For the recreational golfer, the lesson is still being ignored on courses every weekend. Players pull clubs based on rough estimates, on feel, on habit. They guess at 150 yards and wonder why they’re consistently in the wrong place. A rangefinder — now a legal and affordable piece of kit — does what Nicklaus paced off by foot. Knowing the exact number takes one variable out of every approach shot.
“From that day on, I rarely hit a shot in competition without knowing its exact distance,” Nicklaus said. “I paced off Pebble Beach and won that Amateur with some of the most accurate golf I’ve ever played.”
When in Doubt, Work Down the Bag
Nicklaus was one of the longest hitters of his era. He was also famously tactical about when not to use the driver.
His rule was direct: “If you’re not totally confident you can hit the driver in the fairway, put it back and use your 3-wood. If you’re not confident with that, play a 5-wood or even an iron. Keep working down the bag to where you’re comfortable with the club and you still can play the hole.”
He applied this at Augusta National regularly — hitting 3-wood on dogleg-left holes not because he lacked the distance, but because a driver risked a draw getting away from him into trouble. The 3-wood kept the ball in play and left him with the approach he wanted.
Most golfers do the opposite. They play driver because driver is what they play on the first hole, regardless of what the hole asks for. They give away penalty shots and unplayable lies when a 3-wood would have cost them nothing but ten yards of distance.
The shot that keeps you in play is almost always worth more than the shot that maximises distance. Nicklaus understood this instinctively. Most golfers figure it out around the time they stop being surprised by how many balls they lose per round.
The Conservative Target, The Aggressive Swing
Here is perhaps the most useful and most misunderstood principle in Nicklaus’s approach to the game.
Pick a conservative target. Then make an aggressive swing at it.
These two things are not contradictory. They feel contradictory — which is why most golfers never combine them. They either pick an aggressive target and swing tentatively, hoping for the best. Or they pick a conservative target and swing softly at it, producing the worst of both worlds: no distance, no confidence, no useful feedback.
Nicklaus’s version: decide the sensible landing area — the middle of the fairway, the fat part of the green, the safe side of the flag. Commit to that target completely. Then swing fully, freely, aggressively at it.
“Pick a conservative target, then make an aggressive swing to it,” he said. “You’ll make a complete backswing and a freer release through the ball, and that will result in better contact and a straighter shot.”
This principle transforms the bogey-avoidance round into a genuine scoring exercise. You’re not playing defensively — you’re playing precisely.
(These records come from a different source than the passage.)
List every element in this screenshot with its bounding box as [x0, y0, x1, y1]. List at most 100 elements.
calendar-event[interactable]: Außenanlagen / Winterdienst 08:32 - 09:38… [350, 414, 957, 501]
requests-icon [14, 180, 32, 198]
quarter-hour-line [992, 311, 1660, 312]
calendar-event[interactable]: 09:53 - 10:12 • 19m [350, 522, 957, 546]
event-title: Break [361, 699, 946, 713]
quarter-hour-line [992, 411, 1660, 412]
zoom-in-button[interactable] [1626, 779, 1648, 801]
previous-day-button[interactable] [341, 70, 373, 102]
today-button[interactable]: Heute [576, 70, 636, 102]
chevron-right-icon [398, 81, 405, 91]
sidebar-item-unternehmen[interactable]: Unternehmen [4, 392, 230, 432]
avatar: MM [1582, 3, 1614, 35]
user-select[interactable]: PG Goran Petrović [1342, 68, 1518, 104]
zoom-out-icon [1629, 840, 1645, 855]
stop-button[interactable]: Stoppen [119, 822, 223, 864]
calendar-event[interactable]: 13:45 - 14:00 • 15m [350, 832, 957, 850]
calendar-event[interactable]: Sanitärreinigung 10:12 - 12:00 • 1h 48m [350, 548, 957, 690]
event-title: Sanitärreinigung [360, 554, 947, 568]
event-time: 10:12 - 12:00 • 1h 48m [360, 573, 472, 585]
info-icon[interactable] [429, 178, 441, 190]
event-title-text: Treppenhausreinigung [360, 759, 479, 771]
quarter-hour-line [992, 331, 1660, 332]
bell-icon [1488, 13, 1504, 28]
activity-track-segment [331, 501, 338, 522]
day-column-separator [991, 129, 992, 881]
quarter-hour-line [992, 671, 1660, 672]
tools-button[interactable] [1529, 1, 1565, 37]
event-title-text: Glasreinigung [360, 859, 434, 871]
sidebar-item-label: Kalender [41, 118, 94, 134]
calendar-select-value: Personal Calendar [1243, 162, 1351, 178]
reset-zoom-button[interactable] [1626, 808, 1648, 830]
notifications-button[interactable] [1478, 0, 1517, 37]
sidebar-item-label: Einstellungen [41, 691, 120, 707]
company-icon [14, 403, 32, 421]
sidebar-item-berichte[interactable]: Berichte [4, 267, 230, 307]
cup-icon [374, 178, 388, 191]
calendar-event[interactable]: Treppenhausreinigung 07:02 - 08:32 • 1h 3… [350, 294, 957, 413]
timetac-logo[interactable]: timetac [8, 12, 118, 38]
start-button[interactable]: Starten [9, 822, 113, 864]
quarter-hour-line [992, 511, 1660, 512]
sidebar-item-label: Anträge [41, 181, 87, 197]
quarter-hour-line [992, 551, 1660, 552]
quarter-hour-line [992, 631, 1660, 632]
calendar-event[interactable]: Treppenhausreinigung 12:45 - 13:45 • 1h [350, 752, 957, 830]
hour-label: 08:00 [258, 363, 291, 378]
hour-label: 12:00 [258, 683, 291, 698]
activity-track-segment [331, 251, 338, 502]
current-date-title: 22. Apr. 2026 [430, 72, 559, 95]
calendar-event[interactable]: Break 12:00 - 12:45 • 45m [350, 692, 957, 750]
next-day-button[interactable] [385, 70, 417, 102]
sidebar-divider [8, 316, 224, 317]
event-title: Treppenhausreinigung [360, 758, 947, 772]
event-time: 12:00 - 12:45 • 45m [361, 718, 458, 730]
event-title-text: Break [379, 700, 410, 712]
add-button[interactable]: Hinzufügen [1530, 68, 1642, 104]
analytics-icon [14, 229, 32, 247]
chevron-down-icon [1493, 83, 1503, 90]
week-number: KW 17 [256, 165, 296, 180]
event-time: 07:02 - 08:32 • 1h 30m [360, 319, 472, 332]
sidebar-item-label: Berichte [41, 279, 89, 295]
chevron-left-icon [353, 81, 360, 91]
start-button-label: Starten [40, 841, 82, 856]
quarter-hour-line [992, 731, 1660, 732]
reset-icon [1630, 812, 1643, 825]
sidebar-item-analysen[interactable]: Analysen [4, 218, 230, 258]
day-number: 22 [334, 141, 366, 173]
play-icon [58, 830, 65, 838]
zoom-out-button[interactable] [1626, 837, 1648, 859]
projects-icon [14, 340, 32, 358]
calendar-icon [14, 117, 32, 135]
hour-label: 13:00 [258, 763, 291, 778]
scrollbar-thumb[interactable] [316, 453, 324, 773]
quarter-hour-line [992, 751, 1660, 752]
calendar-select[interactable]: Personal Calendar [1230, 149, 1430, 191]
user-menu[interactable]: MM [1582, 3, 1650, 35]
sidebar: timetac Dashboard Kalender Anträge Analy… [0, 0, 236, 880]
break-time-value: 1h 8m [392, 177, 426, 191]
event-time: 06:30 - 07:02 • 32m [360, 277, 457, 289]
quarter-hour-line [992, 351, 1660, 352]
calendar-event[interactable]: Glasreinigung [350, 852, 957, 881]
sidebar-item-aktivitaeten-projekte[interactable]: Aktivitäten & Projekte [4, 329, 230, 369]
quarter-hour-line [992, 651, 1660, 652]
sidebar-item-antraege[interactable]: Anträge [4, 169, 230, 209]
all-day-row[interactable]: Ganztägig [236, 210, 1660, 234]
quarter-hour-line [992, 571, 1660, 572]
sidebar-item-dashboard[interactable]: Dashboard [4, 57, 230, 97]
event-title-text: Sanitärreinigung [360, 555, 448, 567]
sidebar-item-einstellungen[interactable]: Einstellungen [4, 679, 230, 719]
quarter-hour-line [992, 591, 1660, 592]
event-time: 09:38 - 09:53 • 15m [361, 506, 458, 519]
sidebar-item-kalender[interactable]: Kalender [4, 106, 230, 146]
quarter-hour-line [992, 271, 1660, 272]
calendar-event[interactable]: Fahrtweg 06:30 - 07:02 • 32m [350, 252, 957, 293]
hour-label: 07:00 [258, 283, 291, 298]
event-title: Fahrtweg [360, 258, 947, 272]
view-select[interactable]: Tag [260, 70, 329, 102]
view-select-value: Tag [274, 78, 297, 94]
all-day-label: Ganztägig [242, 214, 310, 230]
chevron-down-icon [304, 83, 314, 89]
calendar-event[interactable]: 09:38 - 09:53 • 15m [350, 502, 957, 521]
There’s a real difference, and Nicklaus exploited it for 25 years of professional golf.
The Uncomfortable Question
Nicklaus posed a question every golfer should sit with:
“Ask yourself how many shots you would have saved if you always developed a strategy before you hit, always played within your capabilities, never lost your temper, and never got down on yourself.”
Most club golfers reading this know the answer is a significant number. They know they’d have saved shots by not going at the pin over water on the 14th. They know they’d have saved shots by not reattempting the impossible from the pine trees. They know they’d have saved shots by not letting one triple bogey poison the next three holes.
The knowledge is there. The strategy is not.
Nicklaus won 18 majors. He had more natural talent than almost everyone he played against and he prepared harder than almost everyone he played against. But what separated him from the generation of brilliant players who won two or three majors and then stopped — players like Tom Weiskopf, whose swing Nicklaus himself called the best he’d ever seen — was this: he played smarter than everyone else, every single week.
The game rewards strategy. It always has. Nicklaus just understood it better than anyone.